(This story has been updated on June 9, 2020)
Gold price continued to climb on Tuesday, surpassing $1,700 an ounce once again, as investors grow hopeful of further monetary policy action from the US Federal Reserve this week.
Spot gold climbed 1.0% to $1,716.73 per ounce by 11:00 a.m. EST, while US gold futures gained 1.2% to $1,719.20 per ounce in New York.
Meanwhile, momentum stalled in risk assets on Tuesday with both European stocks and US futures dropping, while the US dollar strengthened for the first time in nine sessions ahead of the Fed’s two-day gathering.
“The Fed will continue to have uber dovish policies, they will continue to suppress real rates and that’s the main driver for gold purchases over the last few months,” Daniel Ghali, commodity strategist at TD Securities, told Reuters, adding that the macro implications will continue to support the precious metal.
Bullion fell as much as 2.4% to $1,670.14 on Friday — its lowest in more than a month — as an unexpected surge in US employment numbers for the month of May raised hopes for a quick economic recovery and boosted investor appetite for riskier assets.
However, the uptick in gold could also be of technical nature, says Saxo Bank analyst Ole Hansen.
“The break below $1,700 on Friday is once again attracting some demand from investors, who have been waiting on the sidelines for a correction,” he added.

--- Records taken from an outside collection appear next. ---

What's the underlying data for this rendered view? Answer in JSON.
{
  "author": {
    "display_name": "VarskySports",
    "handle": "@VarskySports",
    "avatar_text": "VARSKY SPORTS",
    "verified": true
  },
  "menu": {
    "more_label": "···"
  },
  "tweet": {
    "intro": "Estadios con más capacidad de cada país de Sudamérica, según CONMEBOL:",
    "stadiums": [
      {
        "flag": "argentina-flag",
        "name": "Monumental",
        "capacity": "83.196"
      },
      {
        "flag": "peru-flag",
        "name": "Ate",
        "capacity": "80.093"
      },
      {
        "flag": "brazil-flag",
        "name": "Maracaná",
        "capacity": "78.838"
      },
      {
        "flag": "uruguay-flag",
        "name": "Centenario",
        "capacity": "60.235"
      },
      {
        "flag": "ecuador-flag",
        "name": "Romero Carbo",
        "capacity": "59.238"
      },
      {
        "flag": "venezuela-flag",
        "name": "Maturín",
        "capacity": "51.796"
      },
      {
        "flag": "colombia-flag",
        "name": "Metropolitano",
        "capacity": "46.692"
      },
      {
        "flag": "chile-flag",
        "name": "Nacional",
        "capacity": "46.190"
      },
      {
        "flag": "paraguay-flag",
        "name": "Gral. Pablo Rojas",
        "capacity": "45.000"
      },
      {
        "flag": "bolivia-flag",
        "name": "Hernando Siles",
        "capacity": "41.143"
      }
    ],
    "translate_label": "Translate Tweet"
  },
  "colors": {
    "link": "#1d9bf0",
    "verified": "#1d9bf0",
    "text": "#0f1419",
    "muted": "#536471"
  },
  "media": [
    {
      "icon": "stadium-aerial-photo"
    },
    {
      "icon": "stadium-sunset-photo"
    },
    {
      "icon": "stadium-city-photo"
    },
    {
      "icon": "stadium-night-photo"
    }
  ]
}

“You are seeing some short covering and renewed investment buying from people impressed with the resilience of gold,” David Govett, head of precious metals trading at Marex Spectron, told Bloomberg.
Investors now await the decisions to materialize from the US Central Bank’s policy meetings, which will end on Wednesday. Analysts believe this may leave the door open for further stimulus, but interest rates are expected remain above zero.
Elsewhere, spot silver declined 0.3% to $17.73 an ounce, platinum advanced 0.2% to $842.00 and palladium slid 3.7% to $1,946.50.